Pippin laughed delightedly. "You have me there, Hugo! Well done! And longer is better, I should think, for Merry has always fancied a staff like Gandalf's, something so tall and fine it could never be mistaken for an old hobbit's walking stick!" He smiled fondly then, thinking of Merry, and tapped his ear just below the point. "Somewhere around here would be well, I think. He will just be able to see that splendid crown-piece from the corner of his eye!"

"You are a wise hobbit, sir," said Hugo, marking the place on the staff.

"Aye," sighed Pippin, preening a bit. "It comes with age, you know. But we mustn't tell Merry, or he will certainly suppose then that he can think himself the wiser! Ah, here is our tea! And toast and preserves, and bacon, too! Arlo, you are a lad of supreme talents; mark me, you will go far in life. Hugo, have I ever told you about the first time I went out into the World? Here—I'll pour! What a chase it was! We ate on the fly then, too, and it was splendid, I can tell you!"


erry Brandybuck stood watching as the bridge merchants' barge, laden for the South Farthing, pulled away from the Bucklebury ferry dock and swept out onto the wide current of the Brandywine. The two heavy trunks he and Bo had helped to wrestle aboard sat snug in the stern, wedged in tightly with a dozen bales of hay.
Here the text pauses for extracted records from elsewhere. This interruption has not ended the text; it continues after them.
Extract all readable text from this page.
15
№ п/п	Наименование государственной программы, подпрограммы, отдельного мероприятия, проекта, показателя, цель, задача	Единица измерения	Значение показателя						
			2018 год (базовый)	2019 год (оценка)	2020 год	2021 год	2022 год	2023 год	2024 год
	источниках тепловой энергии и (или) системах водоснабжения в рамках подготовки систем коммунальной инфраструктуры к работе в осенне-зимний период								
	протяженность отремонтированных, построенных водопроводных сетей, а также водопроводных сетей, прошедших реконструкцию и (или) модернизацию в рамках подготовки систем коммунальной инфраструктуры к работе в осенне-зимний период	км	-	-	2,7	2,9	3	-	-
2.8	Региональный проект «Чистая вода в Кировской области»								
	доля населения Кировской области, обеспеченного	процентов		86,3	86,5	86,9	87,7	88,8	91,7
He followed the vessel's passage south on the river with narrowed eyes, and when at length it disappeared around the bend, he nodded in satisfaction and turned away.

"Well, there's no turning back now!" Bo said lightly. "All your worldly goods are gone away to Gondor!"

Bo made a point of speaking lightly these days and Merry knew he did it to mask the intensity of his feelings; he was clearly torn between the joy of having secured Tansy's promise to wed in a year's time, the unhappy fact of having to say goodbye to his father before his bridal could be accomplished, and the bittersweet mixture of pride and loneliness he could not help but feel as Theo at last took up his full-time duties as Master of the Hall. Berry was similarly distressed, and her father sighed inwardly to think that both of them might have been wed and raising families by now had he not allowed himself to be brought so low in the aftermath of Estella's death. His children loved him, to be sure, and he was grateful for it, but he should have seen they had set far too much aside in order to be a comfort to him.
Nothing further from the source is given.